IMF warns of debt restructuring wave amid costly delays
The International Monetary Fund (IMF) has raised concerns about a potential wave of debt restructuring requests and the challenges of handling them, as current restructuring cases face costly delays. The IMF’s Managing Director, Kristalina Georgieva, has warned that approximately 15% of low-income countries are already in debt distress, with another 45% facing high debt vulnerabilities. The situation in Zambia is the most recent example of a country struggling with debt, and Ghana is among those currently seeking an IMF-support program, but facing hurdles in securing an agreement with its bilateral creditors for debt restructuring.
Speaking ahead of the IMF/World Bank Spring Meetings, Georgieva stated that about a quarter of emerging economies, including Ghana, are at high risk and facing “default-like” borrowing spreads. In response to these concerns, she made a passionate appeal to richer countries to support weaker ones, stating that “additional support from wealthier countries is essential. I would like to make a double plea on their behalf: help them handle the burden of debt, which was made so much harder by the shocks of the past years; and secondly, help ensure that the IMF continues to be in a position to support them in the years ahead.”
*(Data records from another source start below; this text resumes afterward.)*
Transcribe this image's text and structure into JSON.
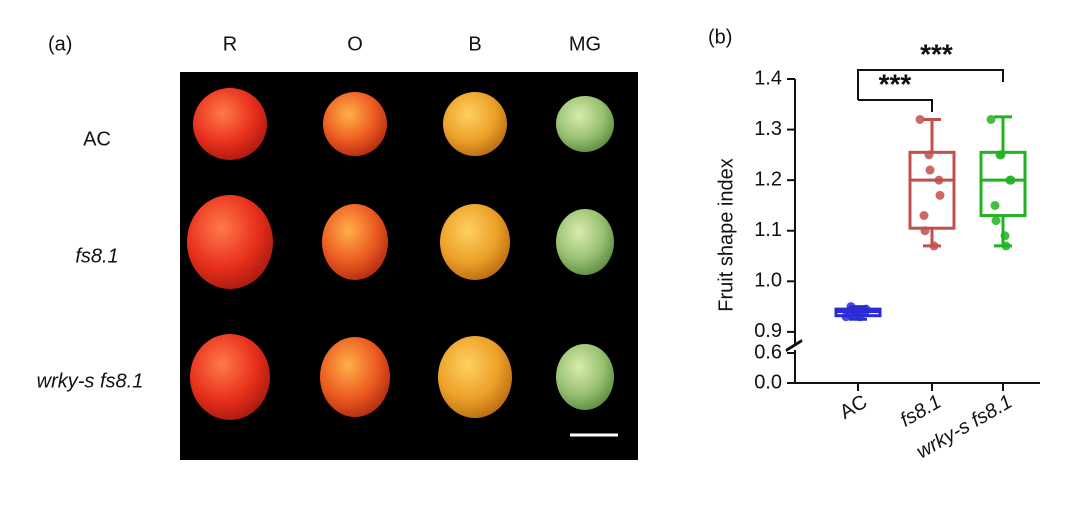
{
  "photo_panel": {
    "label": "(a)",
    "columns": [
      "R",
      "O",
      "B",
      "MG"
    ],
    "rows": [
      "AC",
      "fs8.1",
      "wrky-s fs8.1"
    ]
  },
  "chart_data": {
    "type": "box",
    "panel_label": "(b)",
    "y_label": "Fruit shape index",
    "categories": [
      "AC",
      "fs8.1",
      "wrky-s fs8.1"
    ],
    "series": [
      {
        "name": "AC",
        "color": "#2b2bd6",
        "min": 0.925,
        "q1": 0.932,
        "median": 0.94,
        "q3": 0.945,
        "max": 0.95,
        "points": [
          0.93,
          0.935,
          0.94,
          0.94,
          0.945,
          0.935,
          0.95,
          0.93
        ]
      },
      {
        "name": "fs8.1",
        "color": "#c0504d",
        "min": 1.07,
        "q1": 1.105,
        "median": 1.2,
        "q3": 1.255,
        "max": 1.32,
        "points": [
          1.32,
          1.25,
          1.22,
          1.2,
          1.17,
          1.13,
          1.1,
          1.07
        ]
      },
      {
        "name": "wrky-s fs8.1",
        "color": "#22b322",
        "min": 1.07,
        "q1": 1.13,
        "median": 1.2,
        "q3": 1.255,
        "max": 1.325,
        "points": [
          1.32,
          1.25,
          1.25,
          1.2,
          1.2,
          1.15,
          1.12,
          1.09,
          1.07
        ]
      }
    ],
    "ylim": [
      0,
      1.4
    ],
    "axis_break": [
      0.6,
      0.88
    ],
    "yticks": [
      {
        "value": 0,
        "label": "0.0"
      },
      0.6,
      0.9,
      {
        "value": 1,
        "label": "1.0"
      },
      1.1,
      1.2,
      1.3,
      1.4
    ],
    "annotations": [
      {
        "text": "***",
        "from": "AC",
        "to": "fs8.1"
      },
      {
        "text": "***",
        "from": "AC",
        "to": "wrky-s fs8.1"
      }
    ]
  }
}
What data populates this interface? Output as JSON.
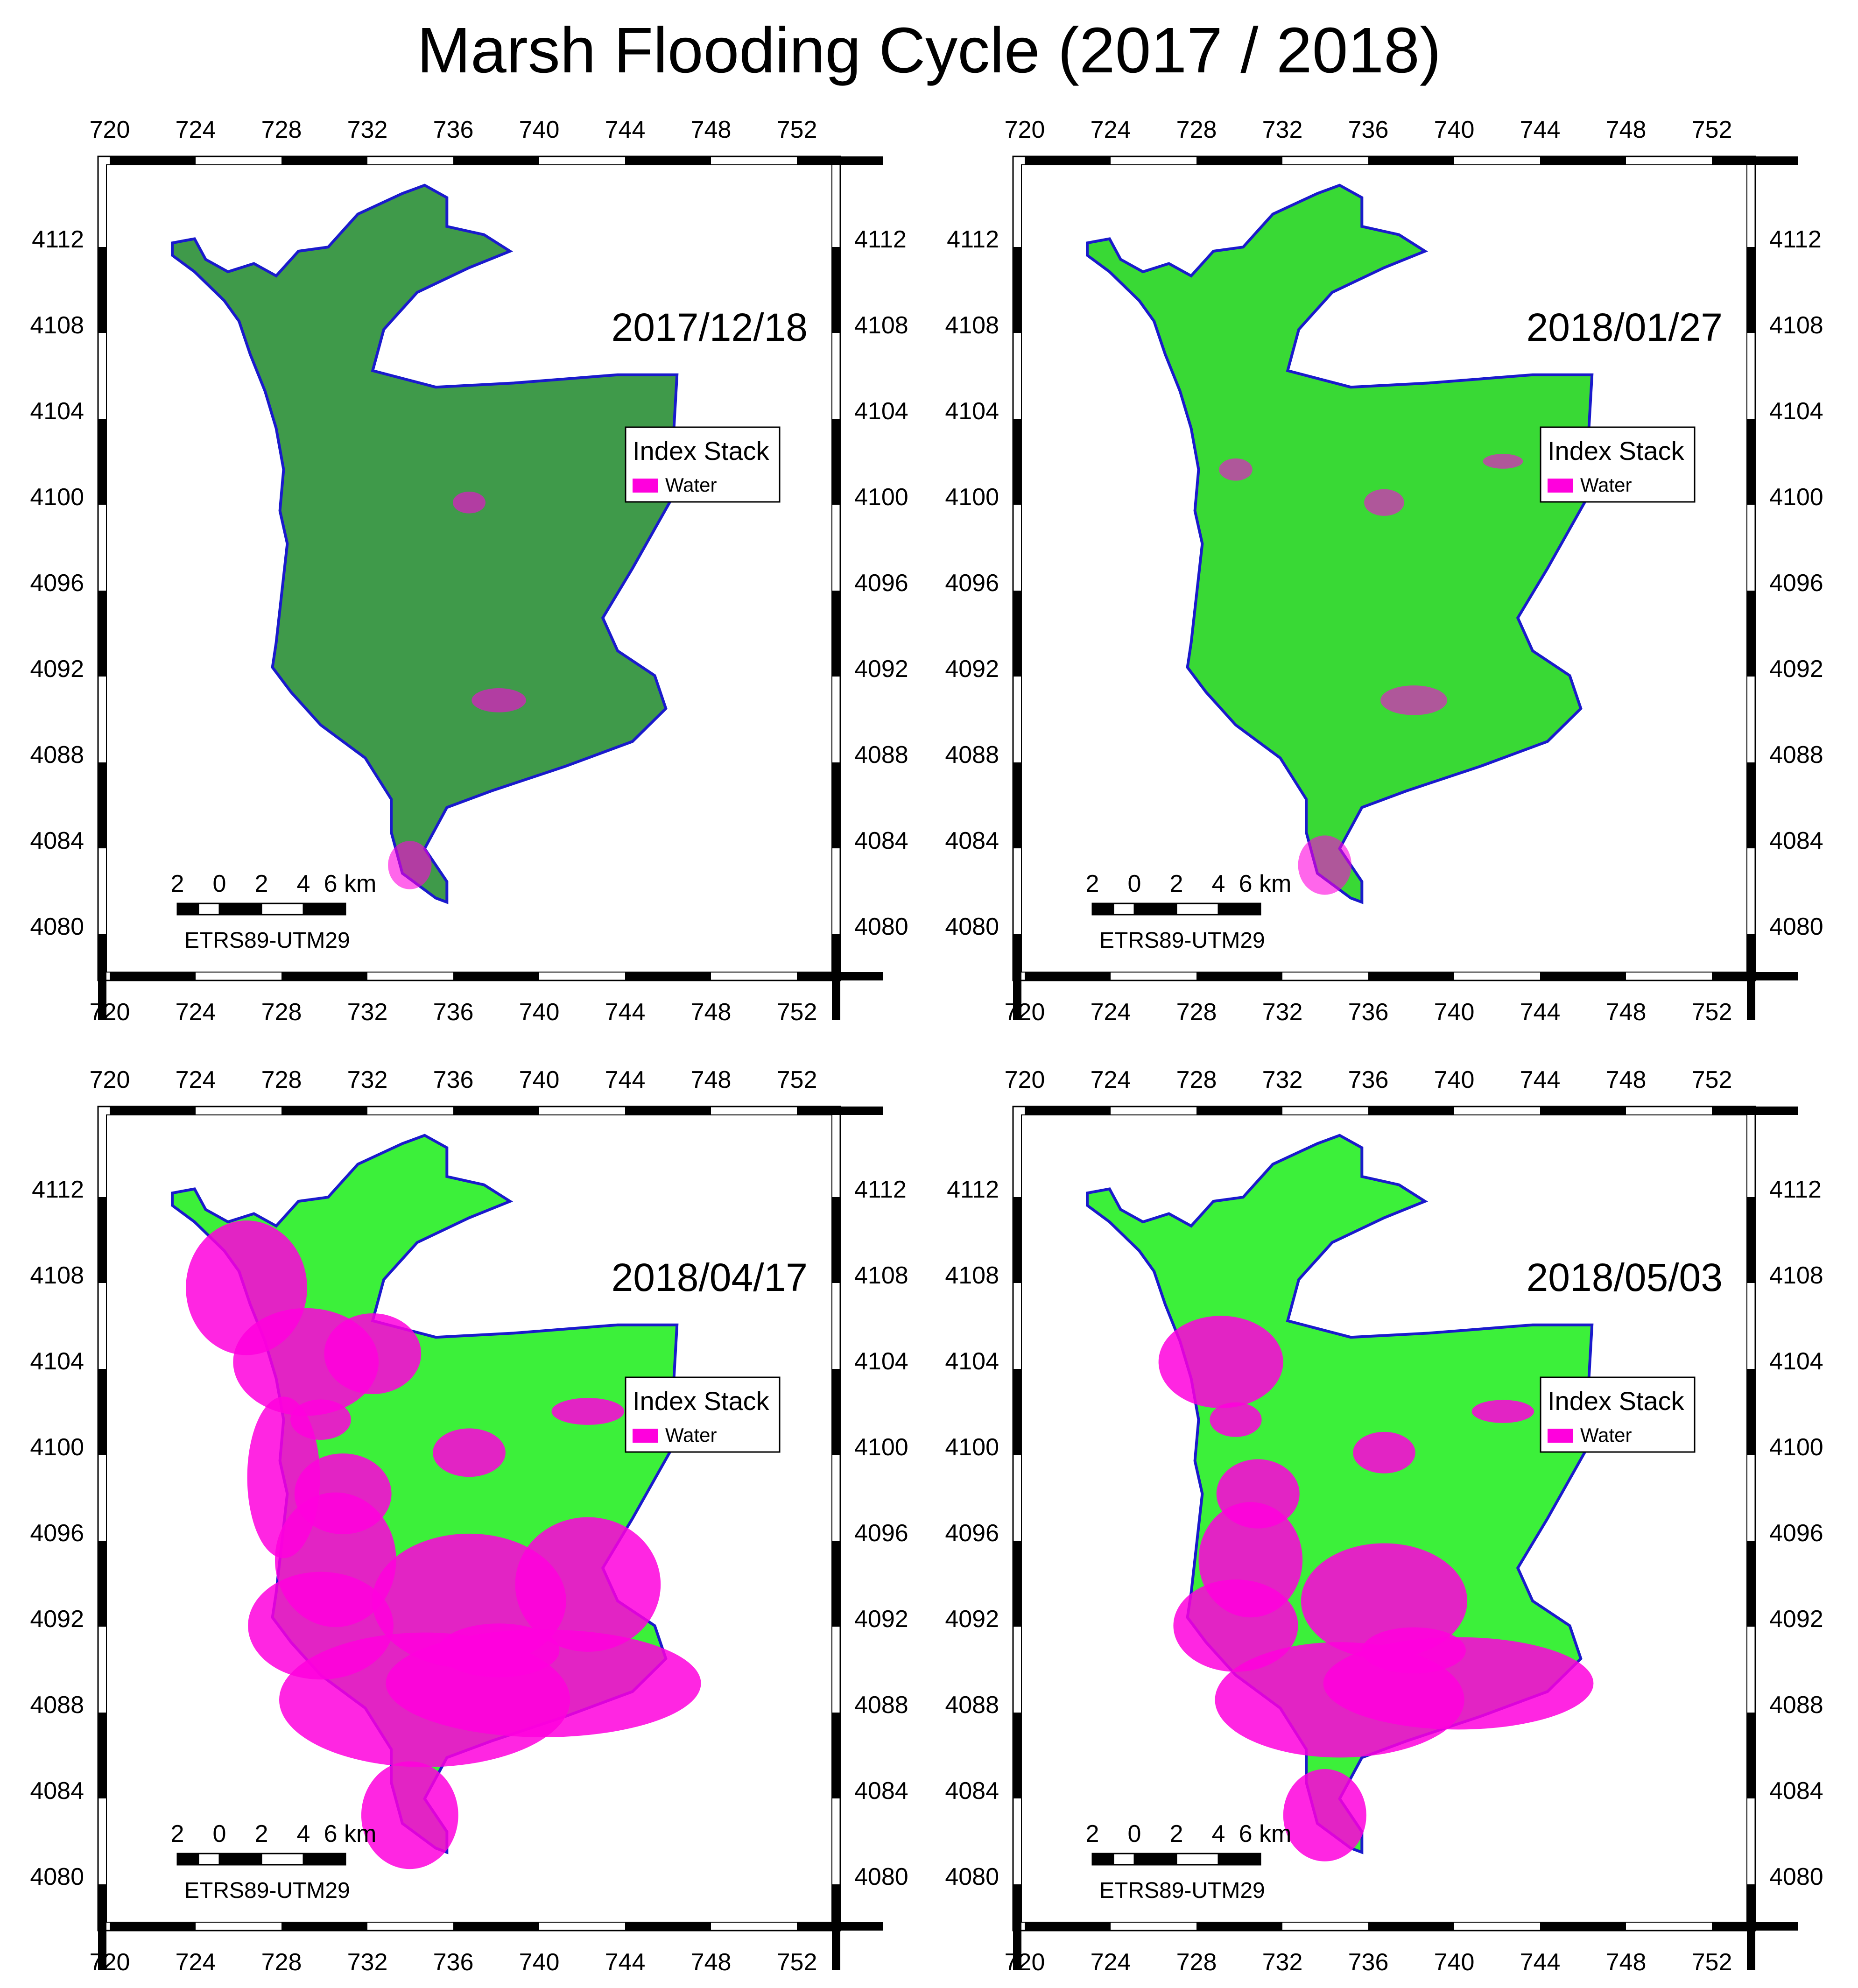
{
  "figure": {
    "title": "Marsh Flooding Cycle (2017 / 2018)",
    "x_ticks": [
      "720",
      "724",
      "728",
      "732",
      "736",
      "740",
      "744",
      "748",
      "752"
    ],
    "y_ticks": [
      "4112",
      "4108",
      "4104",
      "4100",
      "4096",
      "4092",
      "4088",
      "4084",
      "4080"
    ],
    "legend": {
      "title": "Index Stack",
      "item": "Water",
      "water_color": "#ff00dd"
    },
    "scalebar": {
      "labels": [
        "2",
        "0",
        "2",
        "4",
        "6 km"
      ],
      "crs": "ETRS89-UTM29"
    },
    "colors": {
      "outline": "#1a1acc",
      "water": "#ff00dd",
      "vegetation_dark": "#3f9a4a",
      "vegetation_bright": "#22ff22"
    }
  },
  "panels": [
    {
      "date": "2017/12/18",
      "wet_pct": 8,
      "base_color": "#3f9a4a"
    },
    {
      "date": "2018/01/27",
      "wet_pct": 18,
      "base_color": "#39d935"
    },
    {
      "date": "2018/04/17",
      "wet_pct": 62,
      "base_color": "#3cf03a"
    },
    {
      "date": "2018/05/03",
      "wet_pct": 48,
      "base_color": "#3cf03a"
    }
  ]
}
The IMF, the World Bank, and India as G20 Chair recently established a Global Sovereign Debt Roundtable to help speed up restructuring cases, including those under the G20’s Common Framework. The Roundtable brings together public and private creditors, as well as borrowers, to help reach consensus on standards and processes. This initiative is aimed at addressing the challenges associated with handling debt restructuring requests and ensuring that countries do not face delays that can exacerbate their economic struggles.
To ensure that it can continue providing vital support and catalyze financing from others, the IMF has increased its interest-free lending more than four-fold to $24 billion since the beginning of the pandemic. However, Georgieva has called on wealthier members to help address fundraising shortfalls in the IMF’s Poverty Reduction and Growth Trust, which is critical to the Fund’s ability to provide support.
Georgieva emphasized that it is now more important than ever to step up cooperation to strengthen the ropes that tie countries together on this issue and the full range of economic challenges they face. She added that the IMF has provided nearly $300 billion in new financing for 96 countries since the start of the Covid-19 pandemic, with a historic Special Drawing Rights (SDR) allocation of $650 billion to boost member countries’ reserves.
The IMF has also developed innovative tools such as the Food Shock Window and the Resilience and Sustainability Trust to help members meet new challenges. Additionally, the IMF has stepped up support for vulnerable middle-income countries, including through a temporary increase in the amount members can borrow from the Fund. Georgieva highlighted that the IMF’s role is to be a source of stability in turbulent times, and it is precisely what the Fund is here to do.
In conclusion, the IMF’s concerns about a potential wave of debt restructuring requests and the challenges of handling them require the support of wealthier countries to assist weaker ones in managing their debt burdens. The establishment of the Global Sovereign Debt Roundtable is a step in the right direction, but more needs to be done to ensure that countries do not face delays that can worsen their economic struggles. The IMF’s provision of new financing and innovative tools, coupled with increased support for vulnerable countries, is vital to support the global economy in turbulent times.